14th March 2013

Mueller Europe Ltd v Central Roofing (South Wales) Ltd

This case was recently heard in the High Court and judgement was handed down on 22nd February 2013.

The claimant, Mueller Europe Limited suffered catastrophic damage to its factory where it manufactured copper piping as a result of a fire caused whilst roof repairs were being carried out.

A birdcage scaffold had been suspended in the roof space above the production line in order to allow production to continue while the roof repairs were being undertaken. Gas heaters that were located under the roof but above the birdcage scaffold were not turned off and caused the fire by igniting the scaffold.

It was found that the roofing contractors were at fault rather than Mueller Europe with regard to the cause of the fire and responsibility for the consequences of the fire.

Key point

Of particular interest was a separate dispute over Mueller’s entitlement to damages for machinery and equipment that they had not yet replaced.

Until all of the damaged machinery and equipment had been replaced Mueller could not meet its pre-fire production capacity and capability.

The Defendants, Central Roofing (South Wales) Limited, argued that Mueller was only entitled to the machinery reinstatement costs which restored Mueller’s capacity to achieve its pre-fire levels of profit.

Outcome

The Honourable Mr Justice Stuart-Smith ruled that the cost of reinstatement and repair was the appropriate measure of loss.

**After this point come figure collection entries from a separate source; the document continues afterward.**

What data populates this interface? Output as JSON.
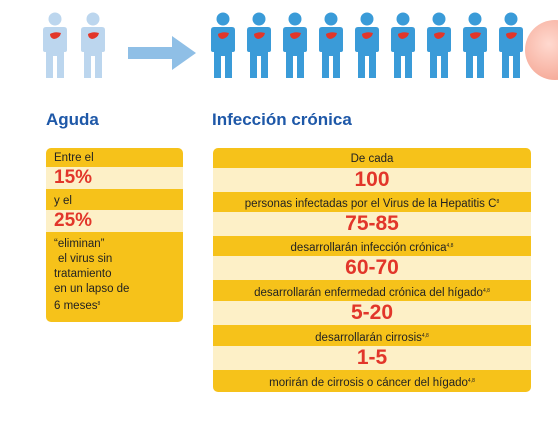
{
  "figures": {
    "acute_count": 2,
    "chronic_count": 9,
    "body_color": "#bcd6ee",
    "chronic_body_color": "#3a9bd8",
    "liver_color": "#e2362a",
    "arrow_color": "#8fbfe6"
  },
  "acute": {
    "title": "Aguda",
    "line1": "Entre el",
    "value1": "15%",
    "line2": "y el",
    "value2": "25%",
    "line3": "“eliminan”",
    "line4": "el virus sin",
    "line5": "tratamiento",
    "line6": "en un lapso de",
    "line7": "6 meses",
    "line7_ref": "8"
  },
  "chronic": {
    "title": "Infección crónica",
    "intro": "De cada",
    "total": "100",
    "total_label": "personas infectadas por el Virus de la Hepatitis C",
    "total_ref": "8",
    "items": [
      {
        "value": "75-85",
        "label": "desarrollarán infección crónica",
        "ref": "4,8"
      },
      {
        "value": "60-70",
        "label": "desarrollarán enfermedad crónica del hígado",
        "ref": "4,8"
      },
      {
        "value": "5-20",
        "label": "desarrollarán cirrosis",
        "ref": "4,8"
      },
      {
        "value": "1-5",
        "label": "morirán de cirrosis o cáncer del hígado",
        "ref": "4,8"
      }
    ]
  },
  "colors": {
    "title": "#1e58a8",
    "box": "#f6c21a",
    "band": "#fdf0c7",
    "highlight": "#e2362a"
  }
}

Mueller could use the damages in this regard in any way it saw fit and the fact that some of the equipment had been reinstated in the United States by the parent company was immaterial.

The Court reiterated the general principle that the cost of repairing or replacing equipment is the prima facie measure of recoverable damages. The burden is on the Defendant to show that such a measure of loss is not reasonable.

It is not relevant that a claimant has not yet carried out the replacement or repair or even that they will never carry out the replacement or repair. The measure of the loss is what it would have cost to reinstate and repair the equipment.

 

Conclusion

On the basis of this judgement, the correct measure of loss is the cost of reinstatement and repair. It is not relevant that a claimant may not have carried out the replacement or repair or even that they may never carry out the replacement or repair.